Il ne s’agit ni de clubs ni de personnes,
mais d’un système qui fonctionne en autogestion
et qui finit par oublier ceux qu’il est censé servir.
Qu’est devenu le service public ?
1. QUAND UNE DEMANDE SIMPLE DEVIENT UNE AFFAIRE D’ÉTAT
J’ai envoyé un mail clair, poli, sans fioritures :
pouvons-nous, mon fils et moi, accéder ponctuellement à un gymnase les jours de pluie
pour nous entraîner au roller en toute sécurité ?
Une question raisonnable,
sans exigence,
sans urgence,
sans ambition autre que continuer à progresser.
La réponse a été instantanée.
Pas par une solution.
Par une liste interminable de destinataires en copie.
Dix personnes pour dire… rien.
La bureaucratie adore les chœurs à plusieurs voix.

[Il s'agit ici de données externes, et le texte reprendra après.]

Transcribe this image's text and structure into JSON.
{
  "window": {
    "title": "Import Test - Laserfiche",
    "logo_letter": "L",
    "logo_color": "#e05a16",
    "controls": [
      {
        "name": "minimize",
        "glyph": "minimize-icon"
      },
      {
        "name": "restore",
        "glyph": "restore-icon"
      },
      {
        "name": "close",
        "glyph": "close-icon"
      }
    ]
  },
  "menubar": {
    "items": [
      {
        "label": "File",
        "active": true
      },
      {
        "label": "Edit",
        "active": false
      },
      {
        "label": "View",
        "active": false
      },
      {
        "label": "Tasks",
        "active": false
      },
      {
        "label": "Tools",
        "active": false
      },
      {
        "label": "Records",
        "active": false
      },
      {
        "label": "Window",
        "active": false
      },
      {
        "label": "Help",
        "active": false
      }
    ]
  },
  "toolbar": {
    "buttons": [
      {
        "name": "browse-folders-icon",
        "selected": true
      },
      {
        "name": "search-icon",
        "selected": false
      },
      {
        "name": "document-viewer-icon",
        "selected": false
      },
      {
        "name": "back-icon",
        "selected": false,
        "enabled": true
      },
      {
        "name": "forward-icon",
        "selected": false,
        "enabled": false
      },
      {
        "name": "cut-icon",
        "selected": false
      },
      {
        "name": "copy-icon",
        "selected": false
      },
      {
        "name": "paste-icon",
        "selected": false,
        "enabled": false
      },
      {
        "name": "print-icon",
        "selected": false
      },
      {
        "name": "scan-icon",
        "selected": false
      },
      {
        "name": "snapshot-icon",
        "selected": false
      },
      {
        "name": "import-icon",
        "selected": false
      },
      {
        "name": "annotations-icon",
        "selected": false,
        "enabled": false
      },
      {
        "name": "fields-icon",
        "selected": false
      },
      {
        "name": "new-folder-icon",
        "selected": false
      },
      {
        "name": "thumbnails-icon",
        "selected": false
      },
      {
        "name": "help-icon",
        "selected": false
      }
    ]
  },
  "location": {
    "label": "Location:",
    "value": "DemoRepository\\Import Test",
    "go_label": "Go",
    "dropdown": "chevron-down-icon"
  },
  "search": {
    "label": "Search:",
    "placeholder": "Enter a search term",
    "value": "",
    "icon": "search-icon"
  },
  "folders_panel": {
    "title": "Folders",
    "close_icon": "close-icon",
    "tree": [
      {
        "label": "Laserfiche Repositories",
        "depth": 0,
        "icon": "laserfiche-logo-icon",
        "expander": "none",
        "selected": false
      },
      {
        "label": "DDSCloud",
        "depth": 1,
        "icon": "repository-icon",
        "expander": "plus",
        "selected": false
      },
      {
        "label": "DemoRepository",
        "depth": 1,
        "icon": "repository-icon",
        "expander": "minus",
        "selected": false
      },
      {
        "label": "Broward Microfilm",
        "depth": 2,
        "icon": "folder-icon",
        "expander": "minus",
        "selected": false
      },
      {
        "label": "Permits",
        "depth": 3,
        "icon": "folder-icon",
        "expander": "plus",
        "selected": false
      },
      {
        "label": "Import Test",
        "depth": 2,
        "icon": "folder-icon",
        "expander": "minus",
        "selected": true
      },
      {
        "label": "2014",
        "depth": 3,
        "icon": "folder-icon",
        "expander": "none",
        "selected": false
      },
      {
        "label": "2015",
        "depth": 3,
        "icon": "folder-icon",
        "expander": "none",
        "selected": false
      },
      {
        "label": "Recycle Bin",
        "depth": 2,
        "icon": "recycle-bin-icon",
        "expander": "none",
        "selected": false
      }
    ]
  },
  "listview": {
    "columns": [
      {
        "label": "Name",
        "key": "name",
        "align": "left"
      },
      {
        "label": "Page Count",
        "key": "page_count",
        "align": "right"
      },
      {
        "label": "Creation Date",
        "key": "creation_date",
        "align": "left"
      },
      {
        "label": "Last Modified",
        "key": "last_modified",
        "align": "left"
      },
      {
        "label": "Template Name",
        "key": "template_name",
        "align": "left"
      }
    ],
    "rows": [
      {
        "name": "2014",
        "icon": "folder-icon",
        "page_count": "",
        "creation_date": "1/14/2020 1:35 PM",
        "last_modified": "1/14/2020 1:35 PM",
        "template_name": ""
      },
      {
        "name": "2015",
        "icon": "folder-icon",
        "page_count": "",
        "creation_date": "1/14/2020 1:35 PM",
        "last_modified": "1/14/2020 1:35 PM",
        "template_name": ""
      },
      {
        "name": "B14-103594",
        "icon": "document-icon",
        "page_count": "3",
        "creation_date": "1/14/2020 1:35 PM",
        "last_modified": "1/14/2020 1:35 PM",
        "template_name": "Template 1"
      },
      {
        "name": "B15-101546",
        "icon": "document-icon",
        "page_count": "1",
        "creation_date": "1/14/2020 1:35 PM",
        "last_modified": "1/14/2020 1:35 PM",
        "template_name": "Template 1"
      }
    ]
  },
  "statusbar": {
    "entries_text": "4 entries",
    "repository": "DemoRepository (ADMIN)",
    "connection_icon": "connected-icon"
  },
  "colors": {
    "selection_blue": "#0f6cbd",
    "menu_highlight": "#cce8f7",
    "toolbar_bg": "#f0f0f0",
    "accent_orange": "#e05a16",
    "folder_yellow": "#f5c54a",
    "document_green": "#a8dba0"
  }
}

Elle répond en meute pour mieux éviter d’avoir à décider.
Duchesse, dans un monde où l’exclusion s’ignore :
« Dans certains bureaux, un non se signe à dix.
Un oui, lui, n’a jamais trouvé de place. »
— Griffes affûtées dans une patte de velours.
Qui ne compte pas endosser les responsabilités des autres !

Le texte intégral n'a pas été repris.